Pascal Beltrán del Río
Mientras nos entretenemos con la búsqueda del gobernador con licencia Javier Duarte –aquí no está, acá tampoco– y con otros tantos distractores noticiosos, comienza a extenderse por el país un fenómeno muy peligroso: la justicia por propia mano.
Apenas el lunes pasado, aparecieron cuatro cadáveres en la autopista México-Toluca.
Al principio parecía un caso más del uso de una carretera para botar los cuerpos de personas asesinadas. Pero al cabo de unas horas se informó que la historia era más complicada. Los muertos eran presuntos asaltantes que habían sido ultimados por un pasajero que iba armado.
Los indicios apuntan a que una vez, consumado el robo, el vengador bajó del vehículo tras los ladrones –quienes iban armados con navajas y una pistola falsa– y les disparó a corta distancia, para enseguida rematarlos. Luego, recuperó las pertenencias de los pasajeros y pidió al chofer del autobús que arrancara la unidad y lo dejara un poco más adelante en la carretera, donde se esfumó.
En las redes sociales, muchos celebraron la acción del justiciero. “Ahora hay cuatro malandros menos”, festejaron algunos.
Tengo claro que hay una gran irritación en el país por el aumento del delito y la violencia. Asimismo, sé que ha sido común que muchas organizaciones de derechos humanos defiendan más a los victimarios que a las víctimas, lo cual también ha generado molestia.
Sin embargo, debemos tener claro todos que el camino para acabar con el crimen no es matando delincuentes sino exigiendo que la autoridad haga su trabajo, que constitucionalmente tiene la obligación de proteger la vida y los bienes de los gobernados.
Las acciones de venganza contra delincuentes que hemos visto multiplicarse en todo el país son un reflejo del vacío que están dejando autoridades de todos los niveles, que demuestran a diario su incapacidad para aplicar la ley.
Y no veo a los gobernantes preocupados por este fenómeno.
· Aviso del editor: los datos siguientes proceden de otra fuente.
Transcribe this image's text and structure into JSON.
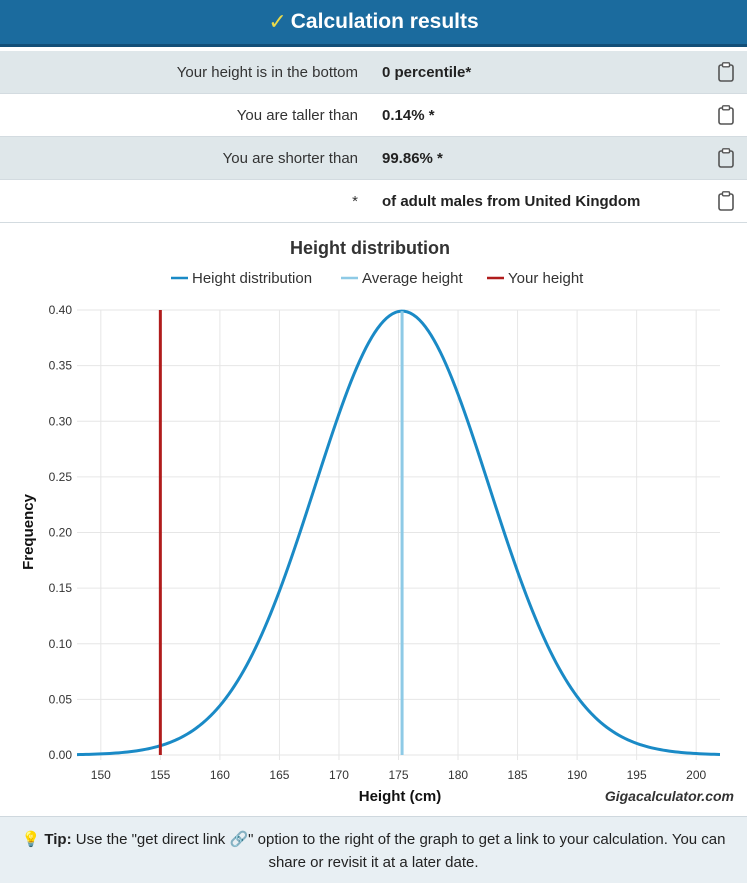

No los escucho referirse a él salvo de forma aislada.
Esta misma semana, en Aguascalientes, un grupo de mujeres mató a sartenazos a un ladrón, recién salido de la cárcel, que se había metido a robar a su casa.Teflonicidio, fallaría el juez Filomeno de la Tremenda Corte.
Una mínima revisión de noticias recientes permite hacer un compilado de decenas de casos similares en diferentes entidades de la República, incluso en la Ciudad de México.
Algunos de ellos no han terminado, por fortuna, en el asesinato de presuntos delincuentes, pero está creciendo la tendencia de aplicar la llamada justicia popular –o sea, la que entiende cada quien a su manera– para suplir la incapacidad de las instituciones para aplicar la justicia.
Alertar sobre estos casos de venganza no debe parar en el desgarramiento de vestiduras sino en la exigencia de que la autoridad haga su trabajo. Ella está fallándole a la gente que la eligió, está incumpliendo su deber. Hay que decírselo.
Es muy cómodo para policías y procuradurías dejar que sea la propia gente la que ajusticie a los delincuentes, pero se trata de una aberración.
Tiene que hacerse justicia en el caso de la México-Toluca, lo cual implica saber con precisión qué pasó y aplicar la ley para que cesen los robos a pasajeros y castigar a quien iba armado a bordo del autobús y mató a los asaltantes.
No se trata de condenar a quienes se defienden de la agresión de un criminal –la ley les otorga el derecho de hacerlo– sino de alertar de los peligros que representa la justicia por propia mano.
Hace un año, dos encuestadores fueron asesinados en Ajalpan, Puebla, luego de que los pobladores los confundieron con secuestradores. En agosto pasado se dio una confusión similar en Centla, Tabasco, que por suerte no terminó igual.
Qué grave es que la autoridad no cumpla con su deber de procurar justicia y ni siquiera advierta el fenómeno que está ocurriendo en el país. Habría que recordarle sus obligaciones, que no sólo son de orden reactivo sino preventivo.